Solve $x^2 dy/dx = y^2 − 3xy − 5x^2$ for the case of $ y(1)=0$ and describe what the solution looks like when $|x|$ is very large?

Question

I found the explicit solution of $x^2 dy/dx = y^2 − 3xy − 5x^2$ for the case of $ y(1)=0$ to equal:

(y/x)^2 - 4(y/x) = 5|x|^-6 + 5 (c=5, where c is the constant) ; using the substitution of y=vx [im not 100% sure if this is correct so i would really appreciate if someone would check for me]

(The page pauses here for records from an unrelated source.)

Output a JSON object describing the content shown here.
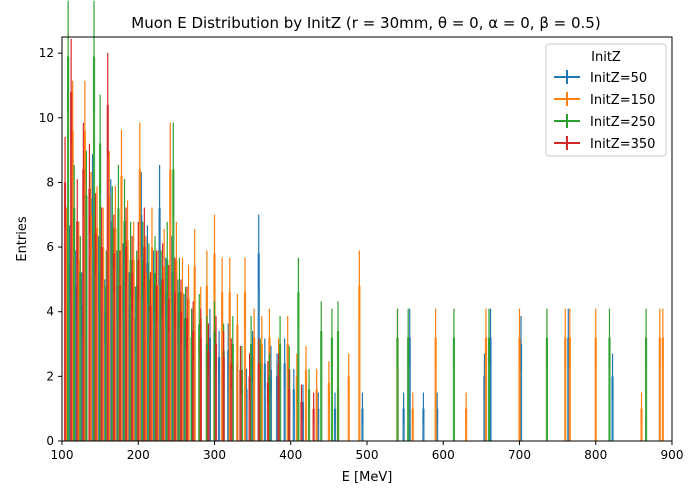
{
  "chart_data": {
    "type": "histogram",
    "title": "Muon E Distribution by InitZ (r = 30mm, θ = 0, α = 0, β = 0.5)",
    "xlabel": "E [MeV]",
    "ylabel": "Entries",
    "xlim": [
      100,
      900
    ],
    "ylim": [
      0,
      12.5
    ],
    "xticks": [
      100,
      200,
      300,
      400,
      500,
      600,
      700,
      800,
      900
    ],
    "yticks": [
      0,
      2,
      4,
      6,
      8,
      10,
      12
    ],
    "grid": false,
    "legend": {
      "title": "InitZ",
      "placement": "top-right"
    },
    "series": [
      {
        "name": "InitZ=50",
        "color": "#1f77b4",
        "x": [
          110,
          118,
          126,
          132,
          140,
          148,
          156,
          164,
          172,
          180,
          188,
          196,
          204,
          212,
          220,
          228,
          236,
          244,
          252,
          260,
          270,
          282,
          294,
          306,
          318,
          330,
          342,
          350,
          358,
          366,
          374,
          382,
          392,
          404,
          416,
          436,
          458,
          494,
          548,
          556,
          574,
          592,
          654,
          662,
          702,
          764,
          822
        ],
        "values": [
          5.5,
          4.8,
          4.2,
          6.2,
          7.5,
          5.2,
          4.0,
          6.8,
          4.8,
          5.0,
          4.2,
          3.8,
          7.0,
          5.5,
          4.8,
          7.2,
          4.6,
          5.2,
          4.0,
          3.6,
          3.2,
          2.8,
          3.2,
          2.6,
          2.8,
          2.4,
          1.6,
          2.6,
          5.8,
          2.4,
          2.2,
          2.0,
          2.4,
          1.6,
          1.2,
          1.0,
          1.0,
          1.0,
          1.0,
          3.2,
          1.0,
          1.0,
          2.0,
          3.2,
          3.0,
          3.2,
          2.0
        ]
      },
      {
        "name": "InitZ=150",
        "color": "#ff7f0e",
        "x": [
          106,
          114,
          122,
          130,
          138,
          146,
          154,
          162,
          170,
          178,
          186,
          194,
          202,
          210,
          218,
          226,
          234,
          242,
          250,
          258,
          266,
          274,
          282,
          290,
          300,
          310,
          320,
          330,
          340,
          352,
          362,
          372,
          384,
          396,
          408,
          420,
          434,
          450,
          462,
          476,
          490,
          540,
          560,
          590,
          630,
          656,
          700,
          760,
          766,
          800,
          860,
          884,
          888
        ],
        "values": [
          6.0,
          9.6,
          5.6,
          9.6,
          7.0,
          6.6,
          6.0,
          7.6,
          6.6,
          8.2,
          6.2,
          5.6,
          8.4,
          5.2,
          6.0,
          4.8,
          5.4,
          8.4,
          5.6,
          4.6,
          4.4,
          5.4,
          3.8,
          4.8,
          5.8,
          4.6,
          4.6,
          3.6,
          4.6,
          3.2,
          3.0,
          3.2,
          2.4,
          3.0,
          2.0,
          2.2,
          1.6,
          1.8,
          1.6,
          2.0,
          4.8,
          3.2,
          1.0,
          3.2,
          1.0,
          3.2,
          3.2,
          3.2,
          3.2,
          3.2,
          1.0,
          3.2,
          3.2
        ]
      },
      {
        "name": "InitZ=250",
        "color": "#2ca02c",
        "x": [
          108,
          116,
          124,
          132,
          142,
          150,
          158,
          166,
          174,
          182,
          190,
          198,
          206,
          214,
          222,
          230,
          238,
          246,
          254,
          262,
          270,
          280,
          290,
          300,
          312,
          324,
          336,
          348,
          360,
          372,
          386,
          398,
          410,
          424,
          440,
          454,
          462,
          540,
          554,
          614,
          660,
          736,
          818,
          866
        ],
        "values": [
          11.9,
          7.2,
          5.2,
          7.6,
          11.9,
          9.2,
          4.8,
          6.6,
          7.2,
          6.8,
          5.6,
          4.8,
          5.6,
          5.0,
          5.2,
          4.8,
          5.6,
          8.4,
          4.6,
          3.8,
          3.2,
          3.6,
          3.0,
          3.4,
          2.8,
          3.0,
          2.2,
          3.0,
          2.4,
          2.0,
          3.0,
          2.2,
          4.6,
          1.6,
          3.4,
          3.2,
          3.4,
          3.2,
          3.2,
          3.2,
          3.2,
          3.2,
          3.2,
          3.2
        ]
      },
      {
        "name": "InitZ=350",
        "color": "#d62728",
        "x": [
          104,
          112,
          120,
          128,
          136,
          144,
          152,
          160,
          168,
          176,
          184,
          192,
          200,
          208,
          216,
          224,
          232,
          240,
          248,
          256,
          264,
          272,
          282,
          292,
          302,
          312,
          322,
          334,
          346,
          358,
          370,
          384,
          398,
          414,
          430
        ],
        "values": [
          8.0,
          10.8,
          6.8,
          8.4,
          7.8,
          6.4,
          6.0,
          10.4,
          5.8,
          4.8,
          6.0,
          5.2,
          5.6,
          6.0,
          4.2,
          4.8,
          5.0,
          4.4,
          4.6,
          4.0,
          3.8,
          3.4,
          3.2,
          2.8,
          3.0,
          2.6,
          2.4,
          2.2,
          2.0,
          2.4,
          1.8,
          2.0,
          1.6,
          1.2,
          1.0
        ]
      }
    ]
  }
}
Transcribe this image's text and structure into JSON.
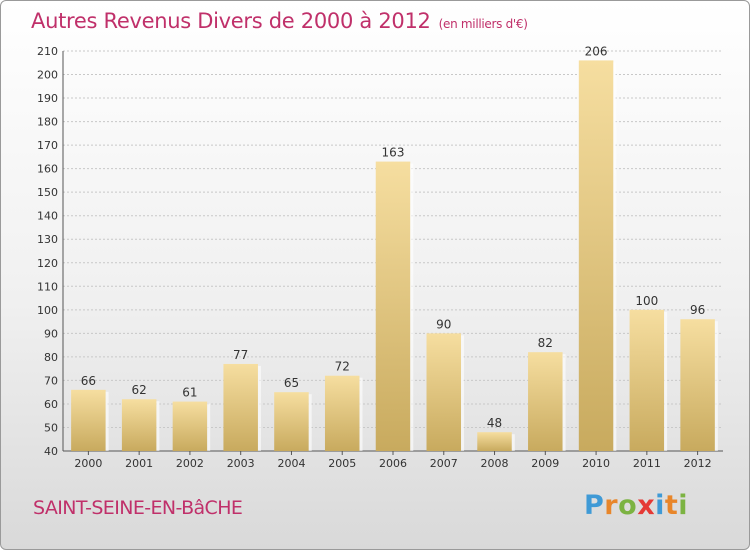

EDIT: Here is my working out: part 1 part 2 My problem is what describing how the solution would look like when 'when |x| is very large'

From my knowledge i know that when the constant c>0, y^2 < x^2 but i dont know how that can help.

Thanks!

fyi this is part of my assignment so i'd appreciate if there where no ambiguous answers, im pretty desperate to get this right. Thanks again

Answer 1

then you will have $$x^2(xv'+v)=-5x^2+x^2v^2-3x^2v$$ and then you will get $$\frac{dv(x)}{dx}=\frac{v(x)^2-4v(x)+5}{x}$$

Answer 2

$$x^2y'=y^2-3xy-5x^2$$Let $y=xu$ therefore$$xu'+u=u^2-3u-5\\xu'=u^2-4u-5=(u-5)(u+1)\\\dfrac{u'}{(u-5)(u+1)}=\dfrac{1}{x}\\u'[\dfrac{1}{u-5}-\dfrac{1}{u+1}]=\dfrac{6}{x}\to\ln|u-5|-\ln|u+1|=6\ln |x|+C_1\\|\dfrac{u-5}{u+1}|=C_2x^6$$after applying the initial condition ($y(1)=u(1)=0$) we have $C_2=5$ therefore the final answer is $$|\dfrac{y-5x}{y+x}|=5x^6$$for $|x|\to\infty$ , $|\dfrac{y-5x}{y+x}|=|1-\dfrac{6}{u+1}|\to\infty$ which yields to $u\to -1$ or $y\sim -x$